In any congregation leadership and how we do leadership is a perennial growing edge and it is no different here. This is a critical time in the life of UUCC, with a transition of ministry coming up this summer. Join the dance. If you have been considering membership in this congregation, know that some important votes are on the horizon and you can have a say in the choices to be made. If you are thinking about membership, please talk to me. Join the dance. Take a turn at leading, take a turn at following. Don't stand on the sidelines. Committees and special projects and groups can use your participation. Leadership positions are open, particularly for the Adult and Family Activities. Don't withhold yourself. Talk to me about this. Join the dance. Make a pledge to support the operations of this congregation. Do it today.
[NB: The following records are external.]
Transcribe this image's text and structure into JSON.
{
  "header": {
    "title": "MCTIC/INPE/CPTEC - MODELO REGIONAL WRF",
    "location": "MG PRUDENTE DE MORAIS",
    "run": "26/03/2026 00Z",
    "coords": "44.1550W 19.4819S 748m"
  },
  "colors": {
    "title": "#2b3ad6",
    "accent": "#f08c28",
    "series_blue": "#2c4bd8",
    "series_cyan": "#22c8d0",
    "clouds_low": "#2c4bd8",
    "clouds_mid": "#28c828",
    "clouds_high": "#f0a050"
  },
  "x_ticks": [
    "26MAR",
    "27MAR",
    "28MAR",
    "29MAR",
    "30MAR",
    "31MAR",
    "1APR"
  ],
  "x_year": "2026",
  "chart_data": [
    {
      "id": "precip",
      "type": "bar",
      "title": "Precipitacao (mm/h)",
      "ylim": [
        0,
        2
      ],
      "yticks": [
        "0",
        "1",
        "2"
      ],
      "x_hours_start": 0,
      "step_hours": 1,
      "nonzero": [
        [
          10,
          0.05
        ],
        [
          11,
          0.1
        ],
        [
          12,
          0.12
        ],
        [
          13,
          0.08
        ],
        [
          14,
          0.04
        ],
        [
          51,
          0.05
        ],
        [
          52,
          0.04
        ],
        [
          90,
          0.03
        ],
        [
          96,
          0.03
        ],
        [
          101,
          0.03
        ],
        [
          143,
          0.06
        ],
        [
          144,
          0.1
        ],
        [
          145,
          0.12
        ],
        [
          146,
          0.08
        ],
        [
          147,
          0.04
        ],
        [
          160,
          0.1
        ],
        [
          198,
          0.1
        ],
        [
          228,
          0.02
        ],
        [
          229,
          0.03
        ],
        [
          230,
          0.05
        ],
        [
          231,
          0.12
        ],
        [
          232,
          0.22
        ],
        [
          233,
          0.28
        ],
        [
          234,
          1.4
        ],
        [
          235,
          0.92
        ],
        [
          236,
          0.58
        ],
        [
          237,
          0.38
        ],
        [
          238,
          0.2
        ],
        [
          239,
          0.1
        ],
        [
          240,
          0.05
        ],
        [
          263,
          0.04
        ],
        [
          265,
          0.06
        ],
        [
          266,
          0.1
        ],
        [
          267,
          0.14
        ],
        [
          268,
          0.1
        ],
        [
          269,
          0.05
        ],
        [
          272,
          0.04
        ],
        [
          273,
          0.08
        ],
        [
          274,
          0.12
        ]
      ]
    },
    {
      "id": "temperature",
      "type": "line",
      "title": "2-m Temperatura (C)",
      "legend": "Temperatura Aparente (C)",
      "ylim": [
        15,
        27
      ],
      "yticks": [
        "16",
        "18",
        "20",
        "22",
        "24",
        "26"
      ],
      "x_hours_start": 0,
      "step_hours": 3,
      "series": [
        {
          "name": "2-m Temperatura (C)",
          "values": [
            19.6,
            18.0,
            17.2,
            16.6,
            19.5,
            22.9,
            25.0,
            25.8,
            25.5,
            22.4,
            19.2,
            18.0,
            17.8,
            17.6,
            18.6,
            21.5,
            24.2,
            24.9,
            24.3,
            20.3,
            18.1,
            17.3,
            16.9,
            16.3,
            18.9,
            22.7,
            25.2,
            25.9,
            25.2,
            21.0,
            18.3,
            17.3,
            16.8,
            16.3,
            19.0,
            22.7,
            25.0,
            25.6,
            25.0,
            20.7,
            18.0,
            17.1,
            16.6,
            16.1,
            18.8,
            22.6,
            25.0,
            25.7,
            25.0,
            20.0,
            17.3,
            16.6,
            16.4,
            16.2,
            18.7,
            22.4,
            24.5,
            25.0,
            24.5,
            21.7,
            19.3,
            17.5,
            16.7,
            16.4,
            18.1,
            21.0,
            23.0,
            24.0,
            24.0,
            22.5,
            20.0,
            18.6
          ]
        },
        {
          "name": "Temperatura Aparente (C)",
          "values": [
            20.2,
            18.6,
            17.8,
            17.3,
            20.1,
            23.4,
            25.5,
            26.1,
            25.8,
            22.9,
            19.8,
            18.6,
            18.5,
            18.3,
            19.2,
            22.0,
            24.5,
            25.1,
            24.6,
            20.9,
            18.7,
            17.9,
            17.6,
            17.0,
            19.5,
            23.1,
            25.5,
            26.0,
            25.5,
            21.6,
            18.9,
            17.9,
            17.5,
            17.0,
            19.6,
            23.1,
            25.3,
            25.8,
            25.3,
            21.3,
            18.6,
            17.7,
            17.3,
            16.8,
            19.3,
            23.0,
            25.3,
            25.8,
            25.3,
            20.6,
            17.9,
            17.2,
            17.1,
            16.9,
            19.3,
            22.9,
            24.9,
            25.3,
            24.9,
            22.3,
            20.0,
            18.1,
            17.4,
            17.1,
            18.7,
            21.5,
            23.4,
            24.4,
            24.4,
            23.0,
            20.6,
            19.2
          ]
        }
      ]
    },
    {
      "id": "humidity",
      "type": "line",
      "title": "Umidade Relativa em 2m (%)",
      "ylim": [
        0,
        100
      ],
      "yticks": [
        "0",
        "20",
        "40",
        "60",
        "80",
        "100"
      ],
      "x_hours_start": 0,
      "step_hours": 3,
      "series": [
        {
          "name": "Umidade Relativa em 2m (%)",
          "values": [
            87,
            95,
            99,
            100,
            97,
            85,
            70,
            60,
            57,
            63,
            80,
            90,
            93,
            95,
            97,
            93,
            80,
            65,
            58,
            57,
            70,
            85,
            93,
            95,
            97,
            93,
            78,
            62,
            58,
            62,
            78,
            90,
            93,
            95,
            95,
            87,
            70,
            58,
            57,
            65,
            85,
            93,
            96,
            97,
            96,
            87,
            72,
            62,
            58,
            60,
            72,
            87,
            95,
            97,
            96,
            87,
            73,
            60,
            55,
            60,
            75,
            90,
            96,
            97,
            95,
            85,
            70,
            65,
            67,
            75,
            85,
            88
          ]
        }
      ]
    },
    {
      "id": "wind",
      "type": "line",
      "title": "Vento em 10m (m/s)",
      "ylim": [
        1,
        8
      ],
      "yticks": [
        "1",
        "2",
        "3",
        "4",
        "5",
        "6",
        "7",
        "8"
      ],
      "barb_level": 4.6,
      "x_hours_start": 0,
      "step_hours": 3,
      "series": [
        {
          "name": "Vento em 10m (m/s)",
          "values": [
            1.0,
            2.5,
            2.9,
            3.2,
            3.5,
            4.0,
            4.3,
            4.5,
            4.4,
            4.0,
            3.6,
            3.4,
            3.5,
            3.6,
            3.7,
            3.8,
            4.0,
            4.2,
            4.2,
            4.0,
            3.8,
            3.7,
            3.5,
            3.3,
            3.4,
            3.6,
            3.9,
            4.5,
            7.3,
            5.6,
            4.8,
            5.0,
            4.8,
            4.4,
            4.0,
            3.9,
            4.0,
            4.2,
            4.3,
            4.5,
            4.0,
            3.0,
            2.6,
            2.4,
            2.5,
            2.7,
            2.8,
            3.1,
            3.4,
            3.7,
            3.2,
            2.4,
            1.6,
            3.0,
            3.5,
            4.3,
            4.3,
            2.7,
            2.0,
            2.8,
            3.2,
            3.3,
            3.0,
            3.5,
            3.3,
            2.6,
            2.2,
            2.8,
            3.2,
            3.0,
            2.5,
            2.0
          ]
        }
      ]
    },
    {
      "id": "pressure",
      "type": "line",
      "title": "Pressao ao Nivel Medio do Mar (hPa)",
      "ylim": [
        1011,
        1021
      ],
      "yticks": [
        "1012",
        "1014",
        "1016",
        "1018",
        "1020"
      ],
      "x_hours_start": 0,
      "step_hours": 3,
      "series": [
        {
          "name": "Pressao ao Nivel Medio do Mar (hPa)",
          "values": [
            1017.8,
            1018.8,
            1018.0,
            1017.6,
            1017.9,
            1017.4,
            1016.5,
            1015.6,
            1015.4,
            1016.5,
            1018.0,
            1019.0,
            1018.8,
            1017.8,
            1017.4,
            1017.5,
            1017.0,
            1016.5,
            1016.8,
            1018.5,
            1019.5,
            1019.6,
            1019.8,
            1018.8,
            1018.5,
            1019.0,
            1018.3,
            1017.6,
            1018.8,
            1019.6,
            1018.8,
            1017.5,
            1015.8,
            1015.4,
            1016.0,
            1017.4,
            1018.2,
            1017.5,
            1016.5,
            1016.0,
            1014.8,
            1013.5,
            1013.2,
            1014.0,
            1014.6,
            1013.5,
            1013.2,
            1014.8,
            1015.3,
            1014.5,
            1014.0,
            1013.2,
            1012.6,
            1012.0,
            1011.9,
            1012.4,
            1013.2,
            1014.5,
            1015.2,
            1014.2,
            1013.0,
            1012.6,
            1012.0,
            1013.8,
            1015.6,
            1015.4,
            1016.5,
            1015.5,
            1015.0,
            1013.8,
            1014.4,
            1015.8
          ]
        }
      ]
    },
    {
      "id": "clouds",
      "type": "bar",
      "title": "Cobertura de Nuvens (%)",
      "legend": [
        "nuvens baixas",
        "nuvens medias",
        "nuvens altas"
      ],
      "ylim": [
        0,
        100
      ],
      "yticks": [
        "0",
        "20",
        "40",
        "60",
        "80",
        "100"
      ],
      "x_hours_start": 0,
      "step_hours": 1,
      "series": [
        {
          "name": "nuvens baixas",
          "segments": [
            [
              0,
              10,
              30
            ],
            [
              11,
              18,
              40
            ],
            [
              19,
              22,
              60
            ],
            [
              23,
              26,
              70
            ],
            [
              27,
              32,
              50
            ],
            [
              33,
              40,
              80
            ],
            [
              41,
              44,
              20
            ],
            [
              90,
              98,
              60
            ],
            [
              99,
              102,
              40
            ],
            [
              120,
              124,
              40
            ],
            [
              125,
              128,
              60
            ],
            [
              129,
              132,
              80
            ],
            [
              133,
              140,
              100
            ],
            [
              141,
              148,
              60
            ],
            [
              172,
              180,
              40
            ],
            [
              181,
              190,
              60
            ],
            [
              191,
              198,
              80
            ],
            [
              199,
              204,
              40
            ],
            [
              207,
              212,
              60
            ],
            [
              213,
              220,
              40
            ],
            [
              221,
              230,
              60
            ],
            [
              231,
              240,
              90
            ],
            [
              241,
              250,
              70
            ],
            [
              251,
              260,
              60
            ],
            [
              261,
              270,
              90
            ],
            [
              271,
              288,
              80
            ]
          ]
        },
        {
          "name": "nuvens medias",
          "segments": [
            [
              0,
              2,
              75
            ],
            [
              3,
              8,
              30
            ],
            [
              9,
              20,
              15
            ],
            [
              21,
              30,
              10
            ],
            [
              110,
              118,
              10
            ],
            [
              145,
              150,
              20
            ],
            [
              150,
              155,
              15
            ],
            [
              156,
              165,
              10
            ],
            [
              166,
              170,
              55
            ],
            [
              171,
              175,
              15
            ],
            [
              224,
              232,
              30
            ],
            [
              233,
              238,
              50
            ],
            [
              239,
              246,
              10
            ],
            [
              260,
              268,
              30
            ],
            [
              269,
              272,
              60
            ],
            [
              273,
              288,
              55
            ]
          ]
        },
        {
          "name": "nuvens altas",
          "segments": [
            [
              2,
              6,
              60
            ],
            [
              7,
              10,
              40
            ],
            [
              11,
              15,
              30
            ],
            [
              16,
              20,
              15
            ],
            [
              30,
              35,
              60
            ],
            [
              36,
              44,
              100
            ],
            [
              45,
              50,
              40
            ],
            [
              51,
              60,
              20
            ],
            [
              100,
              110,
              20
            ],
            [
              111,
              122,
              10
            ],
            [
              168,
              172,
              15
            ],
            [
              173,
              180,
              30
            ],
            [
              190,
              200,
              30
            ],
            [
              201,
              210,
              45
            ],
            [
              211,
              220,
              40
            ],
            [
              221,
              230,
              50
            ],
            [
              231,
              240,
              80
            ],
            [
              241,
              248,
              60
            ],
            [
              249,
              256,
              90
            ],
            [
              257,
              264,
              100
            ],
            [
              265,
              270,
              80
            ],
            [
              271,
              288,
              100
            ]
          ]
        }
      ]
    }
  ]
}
And when you join the dance, as many of you have and as many of you will, remember that leadership is based upon relationship. Be as mindful of the way you lead as what you accomplish in your leadership. Be mindful of how you use your time. Know yourself and your own work habits. Ask yourself if your practices include people? Do they exclude people? Are you keeping the patterns of the dance going or do you stand in the way? Everything you need to know about leadership practices is available to you. You can learn them if you don't already know them. Talk to me. Join the dance. We are creating here an alternative way of being together as a community of people unrelated by blood, or clan or tribe. We belong when we choose to belong. Our ethic is an ethic of relationship and all that we do is in service of the connections we have to one another and to the wider world beyond these doors. We are not about many of the ways of the world: individualistic greed for money and power, or destroying those who disagree with us. We are about finding ways to create community in which each person can reach his/her greatest potential within an atmosphere of healthy, nurturing relationships. Do not underestimate the importance of what we're doing here. Regarding leadership, do not underestimate the importance of what we do and how we do it. Especially in times of great change, we need everybody on the dance floor. Let it be a dance we do.
Song #311 Let It Be A Dance
Closing words by Lao Tzu
Go to the people. Live with them. Learn from them. . . . Start with what they know; build with what they have. But with the best leaders, when the work is done, the task accomplished, the people will say, we have done this ourselves!